Pelabelan Berisiko Kanker atas Produk Indonesia merupakan Diskriminasi Serius

JAKARTA (4 Agustus): Anggota Komisi IX DPR RI, Nurhadi, menilai pelabelan berisiko kanker terhadap produk bumbu asal Indonesia di Amerika Serikat (AS) merupakan bentuk diskriminasi pangan yang serius. Pemerintah Indonesia tidak boleh tinggal diam dan segera mengambil langkah diplomatik melalui nota protes resmi.

“Ini bukan perkara sepele. Ini adalah pukulan telak terhadap wajah ekspor pangan kita. Bahkan bisa menciptakan krisis kepercayaan global terhadap produk UMKM Indonesia,” ujar Nurhadi, Jumat (1/8/2025).

Labelisasi yang dimaksud mengacu pada California Proposition 65 Warning yang ditemukan pada kemasan bumbu instan asal Indonesia di sebuah pasar di California. Video yang merekam hal tersebut menjadi viral di media sosial karena hanya produk asal Indonesia yang diberi label peringatan, sedangkan merek lain tidak.
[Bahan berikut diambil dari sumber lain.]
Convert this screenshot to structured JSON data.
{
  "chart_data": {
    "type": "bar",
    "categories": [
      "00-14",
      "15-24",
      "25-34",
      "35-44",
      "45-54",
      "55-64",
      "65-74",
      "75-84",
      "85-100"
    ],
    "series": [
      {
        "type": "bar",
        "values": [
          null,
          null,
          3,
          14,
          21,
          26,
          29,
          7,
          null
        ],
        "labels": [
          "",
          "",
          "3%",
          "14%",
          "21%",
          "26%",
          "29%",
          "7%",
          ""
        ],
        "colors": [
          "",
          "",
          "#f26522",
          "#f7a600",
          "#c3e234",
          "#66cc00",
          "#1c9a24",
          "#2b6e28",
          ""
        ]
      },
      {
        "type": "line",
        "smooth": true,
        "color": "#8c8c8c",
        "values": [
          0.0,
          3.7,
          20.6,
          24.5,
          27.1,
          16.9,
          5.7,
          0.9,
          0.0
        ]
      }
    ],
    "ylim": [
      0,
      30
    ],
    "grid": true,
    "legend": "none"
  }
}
Nurhadi menilai perlakuan itu mencoreng reputasi warisan kuliner Nusantara yang selama ini diakui dunia karena manfaatnya dalam kesehatan dan pengobatan tradisional.
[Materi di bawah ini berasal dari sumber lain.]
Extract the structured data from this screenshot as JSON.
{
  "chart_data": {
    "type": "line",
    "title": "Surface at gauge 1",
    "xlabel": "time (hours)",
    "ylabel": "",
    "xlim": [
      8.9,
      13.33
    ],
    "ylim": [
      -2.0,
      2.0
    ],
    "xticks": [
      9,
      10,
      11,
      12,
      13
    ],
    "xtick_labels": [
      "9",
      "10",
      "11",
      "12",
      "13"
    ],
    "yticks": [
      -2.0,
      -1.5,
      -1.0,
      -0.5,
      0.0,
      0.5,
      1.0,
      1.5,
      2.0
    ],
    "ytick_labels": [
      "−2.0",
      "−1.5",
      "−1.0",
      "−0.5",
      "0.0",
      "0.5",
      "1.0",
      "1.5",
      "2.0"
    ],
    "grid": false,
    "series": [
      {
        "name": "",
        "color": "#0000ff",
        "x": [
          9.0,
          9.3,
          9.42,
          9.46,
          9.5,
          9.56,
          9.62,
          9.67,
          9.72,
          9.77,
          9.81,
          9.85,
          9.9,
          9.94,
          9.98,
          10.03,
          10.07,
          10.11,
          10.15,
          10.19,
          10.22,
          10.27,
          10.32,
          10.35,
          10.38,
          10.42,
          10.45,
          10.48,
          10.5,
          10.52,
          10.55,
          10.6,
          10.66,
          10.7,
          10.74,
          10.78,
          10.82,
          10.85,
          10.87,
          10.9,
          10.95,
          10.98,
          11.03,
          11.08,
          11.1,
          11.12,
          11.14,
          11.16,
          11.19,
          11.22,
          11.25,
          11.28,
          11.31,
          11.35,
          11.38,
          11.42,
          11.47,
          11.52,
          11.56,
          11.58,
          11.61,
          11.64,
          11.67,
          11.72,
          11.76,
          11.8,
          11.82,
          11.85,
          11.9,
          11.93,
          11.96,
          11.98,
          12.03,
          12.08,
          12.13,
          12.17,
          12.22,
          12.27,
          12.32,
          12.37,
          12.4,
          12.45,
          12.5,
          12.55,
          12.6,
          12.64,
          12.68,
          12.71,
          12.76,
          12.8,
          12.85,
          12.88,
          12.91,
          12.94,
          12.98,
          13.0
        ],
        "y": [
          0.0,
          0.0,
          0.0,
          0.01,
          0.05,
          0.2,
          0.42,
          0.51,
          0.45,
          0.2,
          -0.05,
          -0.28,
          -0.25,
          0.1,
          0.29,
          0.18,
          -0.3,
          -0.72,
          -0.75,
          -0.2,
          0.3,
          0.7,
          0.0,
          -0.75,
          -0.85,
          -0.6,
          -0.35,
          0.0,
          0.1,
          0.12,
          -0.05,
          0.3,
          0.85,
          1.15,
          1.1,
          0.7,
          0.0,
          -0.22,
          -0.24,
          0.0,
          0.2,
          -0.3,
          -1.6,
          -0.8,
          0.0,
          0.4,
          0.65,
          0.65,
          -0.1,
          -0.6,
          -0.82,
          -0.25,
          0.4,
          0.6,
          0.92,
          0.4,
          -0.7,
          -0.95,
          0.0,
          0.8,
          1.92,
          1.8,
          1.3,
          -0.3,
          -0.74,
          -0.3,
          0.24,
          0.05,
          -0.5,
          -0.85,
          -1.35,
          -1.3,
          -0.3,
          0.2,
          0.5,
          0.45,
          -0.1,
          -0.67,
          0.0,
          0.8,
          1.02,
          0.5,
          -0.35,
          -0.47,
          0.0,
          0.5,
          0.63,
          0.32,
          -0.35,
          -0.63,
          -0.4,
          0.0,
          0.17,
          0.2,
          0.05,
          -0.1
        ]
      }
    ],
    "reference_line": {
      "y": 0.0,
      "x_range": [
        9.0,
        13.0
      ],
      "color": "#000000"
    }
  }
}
“Labelisasi sepihak yang mencoreng reputasi rempah dan bumbu Nusantara adalah bentuk diskriminasi pangan! Padahal, selama ratusan tahun, bumbu-bumbu ini menjadi warisan kuliner dan obat alami yang telah melewati waktu dan peradaban,” tegasnya.

Legislator Partai NasDem itu pun mempertanyakan standar ilmiah yang digunakan otoritas AS.

“Jika Amerika menyebut itu berbahaya, maka dunia perlu bertanya, di mana posisi keilmuan dan keadilan dagang mereka?” imbuh Nurhadi.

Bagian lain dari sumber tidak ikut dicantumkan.